The in vivo pharmacokinetic study was conducted to evaluate the oral bioavailability of NIM, the physical mixture, and the solid dispersions. The method validation showed acceptable reliability, with Table S3 summarizing the inter-day and intra-day precision and accuracy values. Linearity was confirmed using a correlation coefficient (R²) of 0.994. Figure 9 illustrates the plasma drug concentration–time profiles of NIM, the physical mixture, NIM.CP.SM and NIM.CP.HP following intragastric administration to Sprague–Dawley rats. Table 6 summarizes the pharmacokinetic parameters associated with these outcomes. The time to reach maximum plasma concentration (T_max) for NIM, the physical mixture, the NIM.CP.SM, and the NIM.CP.HP was 3.13 ± 3.01 h, 1.0 ± 0.41 h, 0.25 ± 0.12 h, and 0.31 ± 0.13 h, respectively. The maximum plasma concentration (C_max) for NIM, the physical mixture, the NIM.CP.SM, and NIM.CP.HM was 74.93 ± 10.23 ng/mL, 73.62 ± 75.95 ng/mL, 2480.80 ± 1629.26 ng/mL, and 777.56 ± 1448.63 ng/mL, respectively. The AUC_0–t of NIM.CP.SM was 4672.92 ± 3395.65 ng⋅h/mL, significantly higher than that of NIM (332.50 ± 120.21 ng⋅h/mL), indicating significantly improved systemic exposure.

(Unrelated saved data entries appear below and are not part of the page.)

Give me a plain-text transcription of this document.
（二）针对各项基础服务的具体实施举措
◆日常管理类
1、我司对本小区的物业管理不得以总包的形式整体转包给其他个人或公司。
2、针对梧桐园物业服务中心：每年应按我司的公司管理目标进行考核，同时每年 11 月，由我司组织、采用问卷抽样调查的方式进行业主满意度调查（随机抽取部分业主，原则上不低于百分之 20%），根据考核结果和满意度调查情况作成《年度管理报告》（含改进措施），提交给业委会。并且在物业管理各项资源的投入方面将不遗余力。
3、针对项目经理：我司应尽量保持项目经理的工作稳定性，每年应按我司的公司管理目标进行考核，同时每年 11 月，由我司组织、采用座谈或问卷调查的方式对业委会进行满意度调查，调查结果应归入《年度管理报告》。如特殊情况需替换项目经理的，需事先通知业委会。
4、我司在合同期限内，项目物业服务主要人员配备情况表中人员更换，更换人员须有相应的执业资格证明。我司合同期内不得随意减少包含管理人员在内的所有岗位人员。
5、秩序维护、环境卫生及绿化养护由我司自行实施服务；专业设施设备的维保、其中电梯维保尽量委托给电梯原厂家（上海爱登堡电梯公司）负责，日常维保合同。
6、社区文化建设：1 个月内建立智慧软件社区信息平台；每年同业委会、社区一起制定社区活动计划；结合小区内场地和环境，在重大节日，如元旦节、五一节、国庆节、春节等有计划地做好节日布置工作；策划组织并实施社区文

The physical mixture could not release the NIM at gastric pH and in the small intestine because the components were not uniformly mixed at the molecular level. Consequently, NIM likely underwent recrystallization and could not maintain supersaturation. In contrast, NIM.CP.SM exhibited a 33-fold increase in C_max (2480.80 ng/mL) and a 15-fold increase in AUC_0–t compared to NIM, indicating that the solid dispersion significantly enhanced systemic exposure after oral administration (p-value < 0.05). Although NIM.CP.HM exhibited improved bioavailability compared to NIM, its pharmacokinetic performance was inferior to that of NIM.CP.SM. This finding confirms that the spray-drying method is more effective than melt-quenching for preparing HPMCP-based solid dispersions. The superior performance of NIM.CP.SM may be attributed to its smaller particle size, uniform drug distribution, and stronger intermolecular interactions between NIM and HPMCP, enhancing stability and preventing recrystallization. Therefore, the in vivo release profile demonstrated that the spray-dried HPMCP-based solid dispersion-maintained supersaturation, prevented recrystallization in gastrointestinal fluids, and significantly enhanced the oral bioavailability of NIM.

4. Conclusion

In this study, solid dispersions of NIM were prepared with HPC, HPMCAS, HPMCP, and PVP K25 as carriers using spray-drying and melt-quenching methods. The DSC thermograms showed the presence of T_g in all prepared ASDs, confirming their amorphous state. Drug–polymer compatibility and interactions were evaluated using FTIR spectroscopy, and the results showed no significant peak shifts in the spectra of the solid dispersions. The crystallinity in the ASDs was evaluated using PXRD, revealing no significant diffraction peaks, thereby confirming their amorphous nature. The in vitro and in vivo drug release profiles showed rapid, complete drug release from NIM.CP.SM suggesting complete dispersion. Supersaturation without recrystallization was maintained for 120 min in the release medium (phosphate buffer, pH 6.0). A significant improvement in drug release was observed for NIM.CP.SM compared to NIM as a reference. Furthermore, the findings suggest that HPMCP is a promising carrier and spray-drying method is a feasible method for achieving the amorphous form and enhancing in vitro drug release and bioavailability.